The effect of orthognathic surgery on taste function on the palate and tongue

Affiliations
Comparative Study

The effect of orthognathic surgery on taste function on the palate and tongue

Janneane F Gent et al. J Oral Maxillofac Surg. 2003 Jul.

Abstract

Purpose: Perceived taste intensity and taste quality identification on localized regions of the palate and tongue were examined for 9 patients before orthognathic surgery and again at 1 to 2 and 6 to 9 months after surgery. Taste function would be at risk on the palate after maxillary Le Fort I osteotomy (LFI) and on the tongue after mandibular sagittal split osteotomy (SSO) because of potential damage to peripheral nerves conducting afferent chemosensory information from these regions.

Patients and methods: Three patients had LFI and SSO, 1 had LFI only, and 5 had SSO only.

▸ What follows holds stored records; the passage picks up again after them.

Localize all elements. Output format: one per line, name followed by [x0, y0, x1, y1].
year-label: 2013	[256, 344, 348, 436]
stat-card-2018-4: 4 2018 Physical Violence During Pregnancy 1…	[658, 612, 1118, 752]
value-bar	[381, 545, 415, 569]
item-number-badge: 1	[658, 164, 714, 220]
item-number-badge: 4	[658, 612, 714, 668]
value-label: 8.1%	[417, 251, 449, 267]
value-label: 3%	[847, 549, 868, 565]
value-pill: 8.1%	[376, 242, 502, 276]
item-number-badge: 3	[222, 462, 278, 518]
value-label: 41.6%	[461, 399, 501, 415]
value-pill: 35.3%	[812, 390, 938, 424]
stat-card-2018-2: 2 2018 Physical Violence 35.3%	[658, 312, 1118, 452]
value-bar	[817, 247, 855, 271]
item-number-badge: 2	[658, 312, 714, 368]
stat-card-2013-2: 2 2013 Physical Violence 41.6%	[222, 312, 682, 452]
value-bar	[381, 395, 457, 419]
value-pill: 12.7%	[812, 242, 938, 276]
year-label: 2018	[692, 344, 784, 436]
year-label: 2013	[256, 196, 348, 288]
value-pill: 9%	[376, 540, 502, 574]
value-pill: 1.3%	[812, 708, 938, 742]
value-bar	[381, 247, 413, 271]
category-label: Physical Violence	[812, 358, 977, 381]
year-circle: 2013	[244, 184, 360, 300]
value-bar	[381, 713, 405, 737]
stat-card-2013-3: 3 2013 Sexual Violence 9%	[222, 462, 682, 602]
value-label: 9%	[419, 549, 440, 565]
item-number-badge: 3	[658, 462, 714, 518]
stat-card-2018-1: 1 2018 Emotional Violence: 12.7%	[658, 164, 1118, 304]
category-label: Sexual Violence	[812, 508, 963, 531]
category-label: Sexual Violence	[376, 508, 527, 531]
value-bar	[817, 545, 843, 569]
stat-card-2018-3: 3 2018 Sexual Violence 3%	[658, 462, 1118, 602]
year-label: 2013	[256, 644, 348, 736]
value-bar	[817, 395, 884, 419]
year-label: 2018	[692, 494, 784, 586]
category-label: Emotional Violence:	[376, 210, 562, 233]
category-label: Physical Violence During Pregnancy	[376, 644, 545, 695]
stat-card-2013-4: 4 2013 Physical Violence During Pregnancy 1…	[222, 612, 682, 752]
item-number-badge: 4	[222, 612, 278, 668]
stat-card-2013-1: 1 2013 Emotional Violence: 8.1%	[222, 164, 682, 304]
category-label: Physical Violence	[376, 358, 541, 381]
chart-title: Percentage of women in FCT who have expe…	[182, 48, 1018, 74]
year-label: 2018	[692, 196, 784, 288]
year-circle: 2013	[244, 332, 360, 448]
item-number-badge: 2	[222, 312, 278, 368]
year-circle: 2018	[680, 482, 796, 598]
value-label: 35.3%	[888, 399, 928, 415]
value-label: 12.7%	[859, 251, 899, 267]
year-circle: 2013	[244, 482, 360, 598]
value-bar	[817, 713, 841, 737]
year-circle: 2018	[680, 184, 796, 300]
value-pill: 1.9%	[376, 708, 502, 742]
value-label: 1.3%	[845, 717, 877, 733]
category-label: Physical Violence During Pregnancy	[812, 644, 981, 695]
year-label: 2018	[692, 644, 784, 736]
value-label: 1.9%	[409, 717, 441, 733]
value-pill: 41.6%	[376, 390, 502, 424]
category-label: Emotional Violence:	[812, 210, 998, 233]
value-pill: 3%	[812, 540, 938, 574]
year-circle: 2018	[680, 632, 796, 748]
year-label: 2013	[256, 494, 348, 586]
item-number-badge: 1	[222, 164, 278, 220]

Patients rated taste intensity (using a 10-point fixed-interval scale) and identified taste quality of 4 solutions (NaCl, sucrose, citric acid, and quinine.HCl) brushed with a cotton-tipped applicator on each of 6 oral locations (left and right soft palate, left and right anterior and posterolateral tongue).

Results: Perceived taste intensity of NaCl, sucrose, and citric acid was reduced on average to 34% of presurgery values on the palate for patients who underwent LFI, but the taste intensity of quinine was not affected. LFI also affected the ability to correctly identify the quality of tastants applied to the palate: Patients made 38% correct quality identifications postsurgery compared with 91% presurgery. Perceived taste intensity of quinine.HCl placed on the tongue was reduced to 72% of its presurgery value after SSO, but the taste intensities of NaCl, sucrose, and citric acid were not affected. Correct quality identifications of sucrose, citric acid, and quinine.HCl were reduced to 75% at 2 months post-SSO compared with 96% presurgery and at 6 months postsurgery, but identification for NaCl was 96% before and after surgery.

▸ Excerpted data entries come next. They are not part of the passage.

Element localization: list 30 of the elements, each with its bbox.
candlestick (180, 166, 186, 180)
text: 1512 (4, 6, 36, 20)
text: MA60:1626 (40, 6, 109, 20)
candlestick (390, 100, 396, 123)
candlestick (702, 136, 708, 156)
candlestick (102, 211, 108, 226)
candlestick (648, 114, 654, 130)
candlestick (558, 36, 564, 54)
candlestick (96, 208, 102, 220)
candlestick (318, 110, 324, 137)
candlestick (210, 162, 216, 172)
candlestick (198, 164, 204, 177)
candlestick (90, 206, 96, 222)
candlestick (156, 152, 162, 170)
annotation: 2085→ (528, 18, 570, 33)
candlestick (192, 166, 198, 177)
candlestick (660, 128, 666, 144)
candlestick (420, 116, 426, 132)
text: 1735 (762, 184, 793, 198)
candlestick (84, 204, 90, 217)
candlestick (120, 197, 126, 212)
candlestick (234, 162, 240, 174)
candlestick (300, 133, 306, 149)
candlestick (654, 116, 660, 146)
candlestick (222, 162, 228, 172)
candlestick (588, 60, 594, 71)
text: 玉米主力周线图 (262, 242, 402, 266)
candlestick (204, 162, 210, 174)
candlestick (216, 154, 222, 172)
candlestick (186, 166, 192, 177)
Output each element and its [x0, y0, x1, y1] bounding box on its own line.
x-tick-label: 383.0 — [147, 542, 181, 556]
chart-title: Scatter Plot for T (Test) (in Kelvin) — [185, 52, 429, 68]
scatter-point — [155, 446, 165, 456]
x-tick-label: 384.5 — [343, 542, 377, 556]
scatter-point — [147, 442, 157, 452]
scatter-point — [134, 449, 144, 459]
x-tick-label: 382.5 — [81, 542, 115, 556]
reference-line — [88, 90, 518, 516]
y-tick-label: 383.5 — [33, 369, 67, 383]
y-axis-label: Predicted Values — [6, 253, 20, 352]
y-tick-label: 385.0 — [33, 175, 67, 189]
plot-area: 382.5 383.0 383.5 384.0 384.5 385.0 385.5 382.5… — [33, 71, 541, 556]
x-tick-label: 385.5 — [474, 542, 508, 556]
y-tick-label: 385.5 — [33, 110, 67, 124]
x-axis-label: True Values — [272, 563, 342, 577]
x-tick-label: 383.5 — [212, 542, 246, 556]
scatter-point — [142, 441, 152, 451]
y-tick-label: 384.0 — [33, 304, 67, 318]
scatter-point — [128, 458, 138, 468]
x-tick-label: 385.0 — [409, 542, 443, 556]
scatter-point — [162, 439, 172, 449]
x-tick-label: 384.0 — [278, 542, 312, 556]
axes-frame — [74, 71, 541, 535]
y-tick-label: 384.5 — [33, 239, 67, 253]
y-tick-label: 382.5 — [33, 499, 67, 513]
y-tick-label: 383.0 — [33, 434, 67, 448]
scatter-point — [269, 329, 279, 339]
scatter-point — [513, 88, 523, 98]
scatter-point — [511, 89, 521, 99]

Conclusion: In the patients studied, taste function on the palate was significantly decreased for 6 to 9 months after LFI, likely a result of impairment of function of the greater superficial petrosal branch of the facial nerve. Lingual taste function, reduced at 1 to 2 months after SSO, likely due to impaired chorda tympani nerve function, improved by 6 to 9 months. Palatal and lingual neurosensory testing can be used to identify reversible sequelae of oral maxillofacial surgery.